If you’re looking to make a shift in your career, becoming a home inspector could be right up your alley. As a contractor, you already have the knowledge you need to judge a space and its workmanship, construction, and soundness.
Whether you’ve got an extreme eye for detail or are just tired of the physical toll contracting takes, becoming an inspector is a valid option for those looking to make a career change within the industry.
Requirements for Becoming an Inspector
The requirements for becoming a home inspector vary by location. Some states have no licensing requirements at all, allowing anyone to become a home inspector. Other states may require anything up to and including a high school diploma, professional or college-level coursework, an apprenticeship, exam and licensure with the state. Depending on where you live, you may need to jump through hoops to become a legally recognized inspector — even if you’ve been working as a contractor for a long time.
Increase Your Knowledge Base
You already know that not all homes are created the same: there’s a big difference between a new construction LEED-certified tiny house and a historic Victorian. While the basics are similar – soundness and safety for habitability – how that’s accomplished can vary widely.
Increase your knowledge base to cover a variety of heating, plumbing, and electrical systems and what determines their soundness. The same goes for structural integrity for a variety of building types and what’s acceptable in your location. By having the knowledge to assess different types of homes, you’re increasing your skill set and, in theory, your client base and potential demand when you jump into work as an inspector.

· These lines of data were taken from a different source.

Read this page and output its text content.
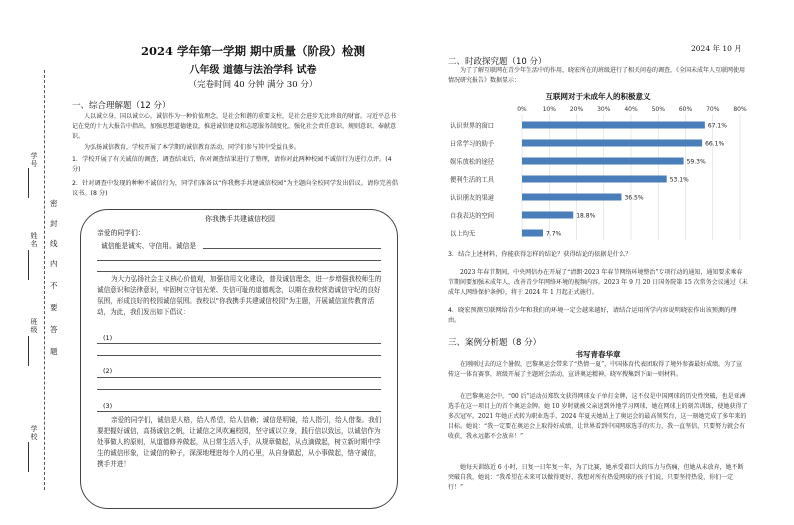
学号
姓名
班级
学校
密
封
线
内
不
要
答
题
2024 学年第一学期 期中质量（阶段）检测
八年级 道德与法治学科 试卷
（完卷时间 40 分钟 满分 30 分）
一、综合理解题（12 分）
人以诚立身，国以诚立心。诚信作为一种价值理念，是社会和谐的重要支柱，是社会进步无比珍贵的财富。习近平总书记在党的十九大报告中指出，加强思想道德建设，推进诚信建设和志愿服务制度化，强化社会责任意识、规则意识、奉献意识。
为弘扬诚信教育，学校开展了本学期的诚信教育活动，同学们参与其中受益良多。
1．学校开展了有关诚信的调查，调查结束后，你对调查结果进行了整理，请你对此两种校园不诚信行为进行点评。(4 分)
2．针对调查中发现的种种不诚信行为，同学们准备以“你我携手共建诚信校园”为主题向全校同学发出倡议。请你完善倡议书。(8 分)
你我携手共建诚信校园
亲爱的同学们：
诚信能是诚实、守信用。诚信是
为大力弘扬社会主义核心价值观，加强信用文化建设，普及诚信理念，进一步增强我校师生的诚信意识和法律意识，牢固树立守信光荣、失信可耻的道德观念，以期在我校营造诚信守纪的良好氛围，形成良好的校园诚信氛围。我校以“你我携手共建诚信校园”为主题，开展诚信宣传教育活动，为此，我们发出如下倡议：
(1)
(2)
(3)
亲爱的同学们，诚信是人格，给人希望，给人信赖；诚信是明镜，给人指引，给人借鉴。我们要把握好诚信，高扬诚信之帆，让诚信之风吹遍校园，坚守诚以立身，践行信以致远，以诚信作为处事做人的原则，从道德修养做起，从日常生活入手，从规章做起，从点滴做起，树立新时期中学生的诚信形象，让诚信的种子，深深地埋进每个人的心里，从自身做起，从小事做起，恪守诚信，携手并进！
2024 年 10 月
二、时政探究题（10 分）
为了了解互联网在青少年生活中的作用，晓宏所在的班级进行了相关问卷的调查，《全国未成年人互联网使用情况研究报告》数据显示：
互联网对于未成年人的积极意义
0%	10% 20% 30% 40% 50% 60% 70% 80%
认识世界的窗口	67.1%
日常学习的助手	66.1%
娱乐放松的途径	59.3%
便利生活的工具	53.1%
认识朋友的渠道	36.5%
自我表达的空间	18.8%
以上均无	7.7%
3．结合上述材料，你能获得怎样的结论？获得结论的依据是什么？
2023 年春节期间，中央网信办在开展了“清朗·2023 年春节网络环境整治”专项行动的通知，通知要求乘春节期间要加强未成年人，改善青少年网络环境的视频内容。2023 年 9 月 20 日国务院第 15 次常务会议通过《未成年人网络保护条例》，将于 2024 年 1 月起正式施行。
4．晓宏预测互联网给青少年和我们的环境一定会越来越好，请结合运用所学内容说明晓宏作出该预测的理由。
三、案例分析题（8 分）
书写青春华章
在刚刚过去的这个暑假，巴黎奥运会带来了“热情一夏”，中国体育代表团取得了境外参赛最好成绩。为了宣传这一体育赛事，班级开展了主题班会活动，宣讲奥运精神，晓军搜集到下面一则材料。
在巴黎奥运会中，“00 后”运动员郑钦文获得网球女子单打金牌，这不仅是中国网球的历史性突破，也是亚洲选手在这一项目上的首个奥运金牌。她 10 岁时就被父亲送到外地学习网球，她在网球上的刻苦训练，使她获得了多次冠军。2021 年她正式转为职业选手，2024 年夏天她站上了奥运会的最高领奖台，这一刻她完成了多年来的目标。她说：“我一定要在奥运会上取得好成绩，让世界看到中国网球选手的实力，我一直坚信，只要努力就会有收获，我永远都不会放弃！”
她每天训练近 6 小时，日复一日年复一年，为了比赛，她承受着巨大的压力与伤痛，但她从未放弃，她不断突破自我，她说：“我希望在未来可以做得更好，我想对所有热爱网球的孩子们说，只要坚持热爱，你们一定行！”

Improve Your Communication Skills
Inspecting homes is a great job for a people person: you’re dealing with clients, real estate agents, city officials and contractors from all walks of life. In order to be a successful inspector, improve your written and verbal communication skills. You’ll need to be able to successfully explain what’s going on with a building to someone with zero construction knowledge and, at the same time, be able to explain it in depth and with technical terms for the pros.
Join a Firm or Go Solo
When making the switch from contractor to inspector, you’ll need to decide whether you want to hook up with an established company or firm or go at it as an independent contractor. As with general contracting, there are benefits and drawbacks to each route.
If you join up with a firm, you’re at the mercy of someone else but aren’t responsible for finding new clients. You’ll likely make less and you may not be on your own schedule. You also won’t have to spend time and money marketing, funding your business or keeping track of the business side of things as you focus on completing inspections.
Hook Up With ASHI
Joining the American Society of Home Inspectors isn’t a requirement in any location but doing so provides you with networking and continuing education opportunities that you wouldn’t otherwise have.
Joining ASHI and obtaining a professional certification from them requires extra training and experience, but between what they offer members and being able to use it as a selling point with future clients or potential employers and firms, it may be worth it – especially if you’re in a state with no formal licensing requirements.
Becoming an Inspector
As a contractor, you already know how it feels to have your work subjected to the critical eye of an inspector and can effectively communicate any problems without minimizing the hard work of the crew that completed the job.
You’ve got the knowledge and expertise to spot problems. If you live in a state with minimal or no licensing requirements, you’ve already got everything you need to become a home inspector: otherwise, it’s a matter of fulfilling the necessary obligations to get legally recognized in your region.
Have you ever worked as a home inspector? Would you consider it? Why or why not?